The Hawk and the Squirrel

Usually when I get up the first I do, once I have said “hello” to all the critters, is let the dog out into the backyard. Yesterday I opened the backdoor and there was this large bird about twenty feet away from the stairs. It took a few seconds for it to register that it was a bird of prey because it was so out of place. I yanked the dog back in, closed the door, and continued to watch it.

hawk in back yard

As you can see he is pretty close. This is the closest I have ever been to one and it is especially unusual for it to be in town; although I am pretty close to the outer edge. Anyway, my first thought was it must be injured and made a mental list of places I could call for assistance (bird sanctuaries, animal rescue etc). It hobbled a few steps and that was when I saw the black tail and realized it was in hunter mode and had nabbed itself a squirrel. You can see the squirrel’s tale horizontal with the bird’s backside.

hunter and prey

The dog at this point was worked up. She wanted out to do her business and she knew I had seen something which made her even more excited. It is a chain reaction for her. I mulled over the idea of opening the door and shewing the bird away but then I would have a dead squirrel to deal with if it did not take it to flight — I do not do dead critter clean-up. I eventually decided to take Shelby out front to do her business and to wait out the bird.
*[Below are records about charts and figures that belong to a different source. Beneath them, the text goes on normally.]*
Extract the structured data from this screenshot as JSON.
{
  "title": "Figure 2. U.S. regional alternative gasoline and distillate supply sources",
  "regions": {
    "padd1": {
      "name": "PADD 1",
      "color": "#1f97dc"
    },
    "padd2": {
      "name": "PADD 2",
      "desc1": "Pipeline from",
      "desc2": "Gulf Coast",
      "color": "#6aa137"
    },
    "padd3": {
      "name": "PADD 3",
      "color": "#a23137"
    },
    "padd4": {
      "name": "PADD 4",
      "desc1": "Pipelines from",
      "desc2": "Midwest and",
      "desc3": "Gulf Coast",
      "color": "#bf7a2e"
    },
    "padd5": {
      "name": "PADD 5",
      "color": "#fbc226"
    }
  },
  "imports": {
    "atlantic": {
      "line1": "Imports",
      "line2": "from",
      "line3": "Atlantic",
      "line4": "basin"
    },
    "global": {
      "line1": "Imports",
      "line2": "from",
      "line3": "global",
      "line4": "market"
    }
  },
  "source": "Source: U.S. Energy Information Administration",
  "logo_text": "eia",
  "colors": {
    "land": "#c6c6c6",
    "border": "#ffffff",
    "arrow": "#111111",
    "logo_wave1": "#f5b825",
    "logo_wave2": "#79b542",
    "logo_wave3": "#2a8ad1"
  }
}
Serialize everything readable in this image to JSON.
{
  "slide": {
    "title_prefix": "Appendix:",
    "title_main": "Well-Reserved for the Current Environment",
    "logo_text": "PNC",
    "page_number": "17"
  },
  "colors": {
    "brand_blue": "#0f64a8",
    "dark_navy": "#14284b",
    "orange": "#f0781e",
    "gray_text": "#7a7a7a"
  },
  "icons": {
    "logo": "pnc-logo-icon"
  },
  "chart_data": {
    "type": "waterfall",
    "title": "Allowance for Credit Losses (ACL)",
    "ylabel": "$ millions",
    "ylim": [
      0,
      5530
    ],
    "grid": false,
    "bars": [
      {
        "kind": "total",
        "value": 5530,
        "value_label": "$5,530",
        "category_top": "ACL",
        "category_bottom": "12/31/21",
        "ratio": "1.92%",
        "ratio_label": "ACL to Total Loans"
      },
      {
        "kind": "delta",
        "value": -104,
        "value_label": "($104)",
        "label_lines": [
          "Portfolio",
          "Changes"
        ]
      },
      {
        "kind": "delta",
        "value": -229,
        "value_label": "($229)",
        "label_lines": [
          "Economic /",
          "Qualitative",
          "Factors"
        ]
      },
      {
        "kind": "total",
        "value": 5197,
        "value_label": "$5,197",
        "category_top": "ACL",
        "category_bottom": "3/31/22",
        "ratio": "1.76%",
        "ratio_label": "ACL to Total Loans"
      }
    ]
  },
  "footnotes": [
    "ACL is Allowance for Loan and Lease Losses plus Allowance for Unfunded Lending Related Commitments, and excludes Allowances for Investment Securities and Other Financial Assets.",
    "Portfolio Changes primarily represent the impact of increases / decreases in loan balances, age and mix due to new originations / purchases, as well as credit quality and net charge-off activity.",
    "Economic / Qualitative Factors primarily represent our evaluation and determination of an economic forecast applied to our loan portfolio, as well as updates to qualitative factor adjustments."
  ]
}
When we came back in the hawk was getting down to the business of his meal. I kept an eye on him for an hour and a half while he worked away. It was an interesting experience to see this live. He eventually flew away with the squirrel in tow and Jeff had minimal clean-up before the dog could go out exploring.

I was disappointed that I could not get better pictures of the bird. The images above were as close as I could get with my Sony Bloggie — part of the clarity issue was I was taking the images through two pains of glass (not very cleans ones at that).

At one point I dug out the pocket binoculars so I could get a closer look at the bird’s features and our National Audubon Society Field Guide to Northern Birds in an attempt to determine if it really was a hawk or if it was a falcon. This was also an interesting process because I could find similar features on many of the birds of prey but none completely looked like the bird I was seeing. The closest was the Red-tailed Hawk in the light phase. Further inspection of photos and bird sites online makes me think it was a “juvenile”.

While I was viewing with the binoculars I wondered if I could hold up the lens of my camera to the binoculars to get a closer photo. Surprisingly it worked. As you can imagine it was incredibly hard to hold the arms up and center the circles so the shadow of the binocular kept moving around. Warning: The next few images may be graphic! You can click on the thumbnail for a slightly larger image.

hawk eating squirrelhawk holding down squirrelhawk eating squirrelred tailed hawk eating black squirrelred-tailed hawk tail feathersred-tailed hawk leg feathers

I realized the pictures are not magazine quality they did turn out better than I expected. This one is probably the best.

red-tailed hawk

While I was experimenting with camera a binoculars I thought I might as well try some video too (I get especially wobbly near the last minute so you may get sea sick):

And that was my little walk on the wild side!